And just as in the show, crew members got to taste what Tobin and her staff were cooking. “Everything always tasted wonderful,” von Brandenstein says. “Everyone loved it when Christine would come around with a plate of petit fours.”

David Hyde Pierce and Fiona Glascott in the “Breads” episodeHBO Max

The ‘Breads’ Episode

Tobin says director Melanie Mayron’s background in stand-up comedy really helped the “Breads” episode stand out. “She’s so playful and delightful and open,” Tobin says. One of Tobin’s assistants, Brianna Borelli, had worked with her on the food styling for “Little Women” and was a master baker. At first, Borelli was hesitant about baking loaves that were burn or misshapen, since bakers are typically perfectionists. They ended up baking close to 100 loaves for the scene in which Paul Child and Avis take on the breadmaking duties while Julia is otherwise occupied.

David Hyde Pierce, who plays Julia’s husband, Paul, also got into the act, practicing his breadmaking at home. “He was just so excited to make bread,” Tobin remembers.

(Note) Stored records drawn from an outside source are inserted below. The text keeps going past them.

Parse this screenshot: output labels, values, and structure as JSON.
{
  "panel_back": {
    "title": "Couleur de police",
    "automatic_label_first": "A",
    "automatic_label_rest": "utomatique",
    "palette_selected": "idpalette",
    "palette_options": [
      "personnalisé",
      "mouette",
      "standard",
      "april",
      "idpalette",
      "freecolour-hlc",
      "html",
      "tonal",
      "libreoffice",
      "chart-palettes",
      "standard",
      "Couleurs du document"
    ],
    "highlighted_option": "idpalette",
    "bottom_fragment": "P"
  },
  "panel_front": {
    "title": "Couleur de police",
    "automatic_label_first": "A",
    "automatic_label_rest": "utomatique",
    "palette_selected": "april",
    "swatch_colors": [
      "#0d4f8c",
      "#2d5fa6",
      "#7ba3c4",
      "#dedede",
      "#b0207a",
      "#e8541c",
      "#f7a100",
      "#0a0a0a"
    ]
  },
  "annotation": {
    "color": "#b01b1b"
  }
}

Then there were the sweetbreads — the slimy and off-putting-looking cow glands are an acquired taste for most, but Tobin cooked them for the team anyway. She sourced them from Savenor’s Butcher Shop, the same place where Julia Child had shopped. Although they’re never seen cooked on the show, Tobin followed Julia’s recipe to make sweetbreads with capers and butter. “Everyone loved it,” she says.

‘Crepes Suzette’

When Julia goes to dinner in San Francisco with James Beard and her editor Judith Jones, von Brandenstein conceived the cozy restaurant as an early homage to Alice Waters’ influential Chez Panisse. The scene filmed at an Italian restaurant in Watertown, Mass. “It’s farm to table, such a fun celebration,” says Tobin. A huge spread was prepared to create the right backdrop for the lively conversation. Tobin rattles off the menu: “On the table you had the bone marrow, with parsley and shallot salad. Baby romaine with Green Goddess dressing. Squid with heirloom tomatoes and aioli. Cantaloupe with prosciutto. Pickled shrimp in a simple brine with herbs. Cheese-stuffed bread. A poached nectarine, a chocolate torte, a cheese plate and a porchetta in the background. “Someone could have had a wedding in the restaurant that night!” she says.